The shower turns off.

Malik holds very still. He listens to the quiet sounds of Newt moving upstairs, the pad of bare feet on the floorboards, the soft click of the bedroom door closing. The creak of the bed as Newt lies down. And then silence.

Malik sits on the sofa in the dark and the ward hums around them, perfect and unbroken, the most powerful protective spell Newt has ever cast, sealed with an orgasm and a sob and Malik's hand between his legs.

He sits in the dark and the energy buzzes under his skin and the townhouse smells of crushed herbs and honey and spent magic and he does not move.

He does not go upstairs.

He does not open Newt's door.

He does not climb into the narrow bed and pull the small, trembling, red-haired body against his chest and press his face into the back of Newt's neck and breathe him in and say the word again, the one that fell out of him, the one he meant.

He doesn't do any of this.

But he doesn't leave, either.

For the first time in eight hundred years, Malik stays. He stays on the sofa in the dark and he listens to the silence upstairs and he does not sleep and he does not go, and the not-going is the most terrifying thing he has ever done.

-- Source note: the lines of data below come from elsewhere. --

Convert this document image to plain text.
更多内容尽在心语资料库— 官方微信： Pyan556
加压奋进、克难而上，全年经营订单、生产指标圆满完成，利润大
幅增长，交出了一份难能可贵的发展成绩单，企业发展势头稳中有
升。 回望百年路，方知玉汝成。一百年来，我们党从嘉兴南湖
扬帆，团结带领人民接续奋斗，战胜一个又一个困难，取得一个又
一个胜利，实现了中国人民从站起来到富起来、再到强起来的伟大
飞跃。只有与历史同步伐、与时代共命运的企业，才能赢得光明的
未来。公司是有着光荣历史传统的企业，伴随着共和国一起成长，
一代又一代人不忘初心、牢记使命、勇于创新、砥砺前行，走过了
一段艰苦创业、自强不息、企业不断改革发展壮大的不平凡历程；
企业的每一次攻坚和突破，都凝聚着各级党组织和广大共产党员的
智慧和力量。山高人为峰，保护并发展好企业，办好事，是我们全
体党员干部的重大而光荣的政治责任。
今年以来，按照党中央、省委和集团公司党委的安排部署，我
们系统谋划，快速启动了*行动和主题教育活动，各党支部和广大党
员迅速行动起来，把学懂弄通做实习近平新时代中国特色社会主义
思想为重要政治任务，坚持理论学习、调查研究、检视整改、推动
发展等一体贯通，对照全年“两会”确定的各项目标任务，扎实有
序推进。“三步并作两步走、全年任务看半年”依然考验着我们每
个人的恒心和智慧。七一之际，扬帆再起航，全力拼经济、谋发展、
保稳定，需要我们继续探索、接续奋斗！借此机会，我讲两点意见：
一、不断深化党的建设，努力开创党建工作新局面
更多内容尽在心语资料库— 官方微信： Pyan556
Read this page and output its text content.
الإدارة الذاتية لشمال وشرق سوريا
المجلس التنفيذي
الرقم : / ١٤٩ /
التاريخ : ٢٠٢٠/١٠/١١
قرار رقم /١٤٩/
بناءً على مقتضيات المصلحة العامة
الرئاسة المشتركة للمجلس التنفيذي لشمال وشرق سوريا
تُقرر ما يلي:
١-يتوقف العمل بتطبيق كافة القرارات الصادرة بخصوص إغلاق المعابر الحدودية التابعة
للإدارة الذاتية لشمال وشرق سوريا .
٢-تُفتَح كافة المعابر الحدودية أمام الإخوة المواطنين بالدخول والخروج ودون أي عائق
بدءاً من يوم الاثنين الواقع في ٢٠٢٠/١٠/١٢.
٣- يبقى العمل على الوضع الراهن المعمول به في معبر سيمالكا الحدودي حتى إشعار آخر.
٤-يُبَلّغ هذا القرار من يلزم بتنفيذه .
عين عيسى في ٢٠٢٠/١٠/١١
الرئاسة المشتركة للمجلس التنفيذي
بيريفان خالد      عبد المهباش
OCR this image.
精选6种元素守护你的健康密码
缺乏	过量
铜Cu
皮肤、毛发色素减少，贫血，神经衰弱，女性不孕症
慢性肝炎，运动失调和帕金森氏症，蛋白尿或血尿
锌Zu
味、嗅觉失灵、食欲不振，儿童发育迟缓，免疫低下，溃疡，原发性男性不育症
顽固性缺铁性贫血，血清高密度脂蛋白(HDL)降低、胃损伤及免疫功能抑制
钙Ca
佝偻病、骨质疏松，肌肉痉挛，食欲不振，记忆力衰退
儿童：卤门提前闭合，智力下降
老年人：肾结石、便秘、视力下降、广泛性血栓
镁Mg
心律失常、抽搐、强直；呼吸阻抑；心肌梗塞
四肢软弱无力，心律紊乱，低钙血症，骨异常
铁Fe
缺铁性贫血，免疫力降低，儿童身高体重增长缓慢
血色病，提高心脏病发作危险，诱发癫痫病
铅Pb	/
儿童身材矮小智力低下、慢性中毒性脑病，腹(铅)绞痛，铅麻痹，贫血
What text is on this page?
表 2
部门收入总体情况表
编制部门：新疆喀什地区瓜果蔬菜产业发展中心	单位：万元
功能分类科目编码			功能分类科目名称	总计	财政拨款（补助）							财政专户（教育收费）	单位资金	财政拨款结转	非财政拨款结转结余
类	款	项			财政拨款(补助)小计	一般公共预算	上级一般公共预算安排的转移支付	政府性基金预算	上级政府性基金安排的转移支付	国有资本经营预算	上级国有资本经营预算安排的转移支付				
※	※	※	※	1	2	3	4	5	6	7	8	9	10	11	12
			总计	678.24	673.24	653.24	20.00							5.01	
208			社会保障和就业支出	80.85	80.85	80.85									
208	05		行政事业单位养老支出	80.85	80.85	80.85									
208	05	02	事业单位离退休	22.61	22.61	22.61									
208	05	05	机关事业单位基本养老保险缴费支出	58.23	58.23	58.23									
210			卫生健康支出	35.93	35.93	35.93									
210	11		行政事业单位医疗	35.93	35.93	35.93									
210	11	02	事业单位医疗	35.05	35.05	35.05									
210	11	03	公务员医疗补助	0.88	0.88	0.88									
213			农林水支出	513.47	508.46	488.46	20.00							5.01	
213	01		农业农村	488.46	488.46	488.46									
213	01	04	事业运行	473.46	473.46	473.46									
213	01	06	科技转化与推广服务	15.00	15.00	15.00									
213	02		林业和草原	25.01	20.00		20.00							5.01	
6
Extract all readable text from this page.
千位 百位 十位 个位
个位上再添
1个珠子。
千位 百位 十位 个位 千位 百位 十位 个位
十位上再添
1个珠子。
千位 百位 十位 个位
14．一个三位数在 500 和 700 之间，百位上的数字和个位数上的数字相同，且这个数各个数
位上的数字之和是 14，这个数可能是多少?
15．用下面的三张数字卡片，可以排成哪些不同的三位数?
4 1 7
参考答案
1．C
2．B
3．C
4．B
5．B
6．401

In the morning, Newt will make him breakfast.

In the morning, Malik will have to look at him across the table and decide what kind of creature he is. The kind that takes and leaves, or the kind that stays.

He already knows the answer. He's known it since the armchair. Since the thistle tea. Since the first time Newt smiled at him from the windowseat and something behind his ribs shifted and never shifted back.

He stays on the sofa. He closes his eyes. He does not sleep.

He doesn't need to. He's never been this full.